The FBI’s KGB General

by Edward Gazur

Pub Date: Feb. 1st, 2001
ISBN: 0-7867-0971-5

Glimpses of the shadow world of the KGB, mired in a dense narrative that reads like an FBI file.

That’s no surprise, given that first-time author Gazur is a retired FBI agent specializing in counterintelligence and espionage. He first came into contact with his subject, Alexander Orlov, in 1971, while keeping tabs on KGB defectors; Orlov was the biggest fish in the pond, having held the rank of full general, though his information was a little stale, particularly since he’d been living in the US since 1938. Gazur recounts Orlov’s career, from his rapid rise as a secret police officer and diplomat to his eventual disenchantment with Stalin’s government and his flight to the US, where he avoided contact with both the KGB and the FBI until the early 1950s. Gazur provides several useful footnotes to the history of the Stalinist era, including some tantalizing material on the mysterious death of Leon Trotsky’s young son Sedov, apparently at the hands of a doctor who was also a KGB agent; Orlov’s role in the development of modern techniques of guerrilla warfare, perfected during the Spanish Civil War while Orlov served as “the Kremlin’s key man in Spain”; and the KGB’s infiltration of such American institutions as Time magazine and Harvard University.
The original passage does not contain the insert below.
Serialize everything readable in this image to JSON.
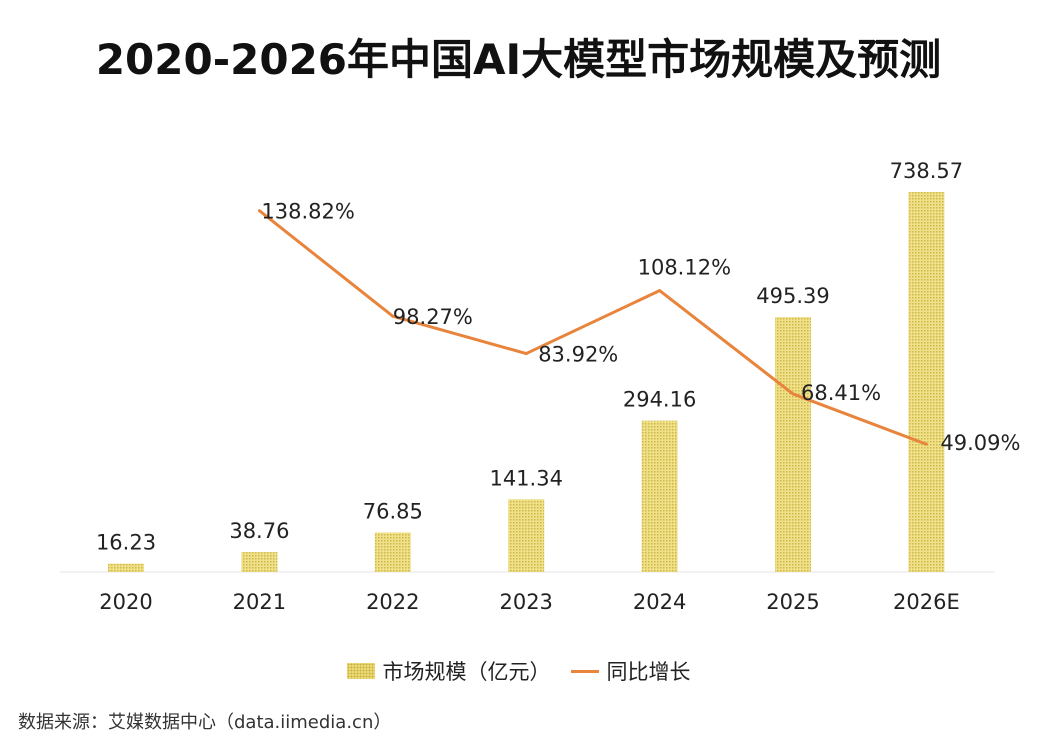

Along the way, Gazur disputes the charge that J. Edgar Hoover was homosexual, writing that “had this been the case, the substance of the breach would have spread like wildfire throughout the field.” However interesting—and sometimes bizarre—these highlights, Gazur’s narrative is mostly a chore to read; far too long, it suffers from the author’s commitment to recording the smallest detail and from his legalistic approach to the study of the cloak-and-dagger world. A nice payoff comes at the end, though, when the author looks into an apparently simple case of burglary at Orlov’s Cleveland home and comes to some unsettling conclusions about spying on the part of post-Soviet Russia.

A mixed bag, of some interest to serious students of intelligence issues and modern Russian history.